AIM-PD: new clinical trial testing a potential disease-modifying agent in Parkinson’s disease
17 February 2017
A new trial that investigates whether a drug called ABX can influence the levels of a crucial enzyme in patients with Parkinson’s disease (PD) has recently started at the Leonard Wolfson Experimental Neurology Centre (LWENC) Clinical Research Facility (CRF), based at the UCL Institute of Neurology, the Royal Free London hospital and the National Hospital for Neurology and Neurosurgery (UCLH).
The most statistically important risk factor for the development of PD is the presence of the GBA mutation, which is associated with low levels of glucocerebrosidase (GCase) enzyme activity.
The rationale behind the AIM-PD trial is that increasing GCase activity may have positive knock-on effects on the function of Parkinson’s patients carrying the GBA mutation. Furthermore, it has been shown that there is a two-way relationship between GCase activity and levels of the main constituent of Lewy bodies, the pathological hallmark of PD.
This provides further rationale for the hypothesis that modulation of GCase activity may represent a neuroprotective mechanism in PD. There is currently no therapy to slow down the progression of PD.

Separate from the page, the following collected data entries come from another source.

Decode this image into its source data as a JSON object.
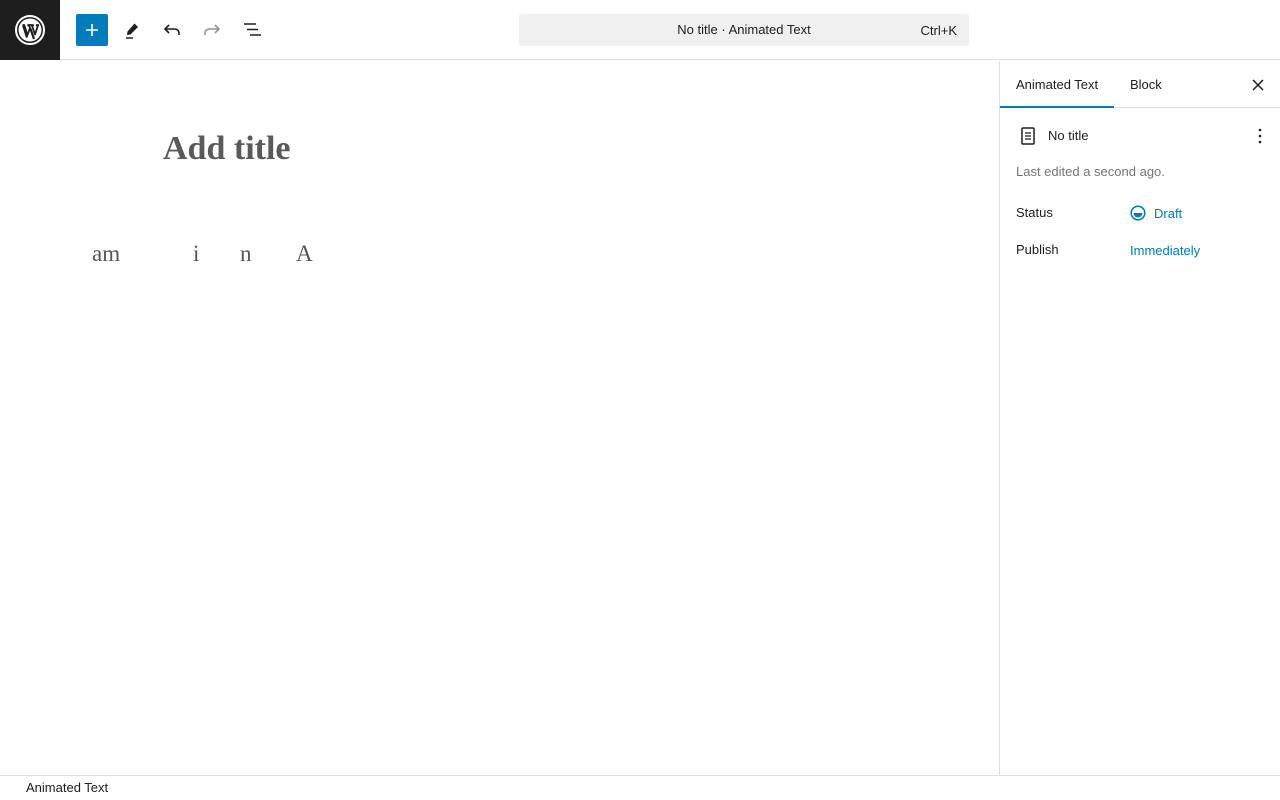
{
  "toolbar": {
    "logo_icon": "wordpress-logo-icon",
    "add_icon": "plus-icon",
    "edit_icon": "pencil-icon",
    "undo_icon": "undo-icon",
    "redo_icon": "redo-icon",
    "list_icon": "document-overview-icon",
    "accent_color": "#007cba"
  },
  "command_bar": {
    "title": "No title · Animated Text",
    "shortcut": "Ctrl+K"
  },
  "editor": {
    "title_placeholder": "Add title",
    "animated_letters": [
      "am",
      "i",
      "n",
      "A"
    ]
  },
  "sidebar": {
    "tabs": [
      {
        "label": "Animated Text",
        "active": true
      },
      {
        "label": "Block",
        "active": false
      }
    ],
    "close_icon": "close-icon",
    "document": {
      "icon": "page-icon",
      "title": "No title",
      "more_icon": "more-vertical-icon"
    },
    "last_edited": "Last edited a second ago.",
    "meta": {
      "status_label": "Status",
      "status_value": "Draft",
      "status_icon": "draft-status-icon",
      "publish_label": "Publish",
      "publish_value": "Immediately"
    }
  },
  "footer": {
    "breadcrumb": "Animated Text"
  }
}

The AIM-PD trial, led by Professor Anthony Schapira (Head of Department of Clinical Neurosciences) will investigate whether ABX is able to penetrate the central nervous system (CNS), increase GCase activity, and reduce levels of the Lewy body protein, alpha-synuclein.
Researchers from the LWENC CRF, will look at blood and cerebrospinal fluid samples to determine whether ABX is able to influence GCase activity and will use a range of cognitive and motor assessments to examine whether CNS penetration influences these parameters.
AIM-PD is an open-label, intra-participant, dose escalation study meaning each participant will start on a low dose of ABX that increases over the first 4 weeks of their participation depending on how well it is tolerated. If the AIM-PD trial has encouraging results, then ABX may have positive implications for a significant proportion of PD patients.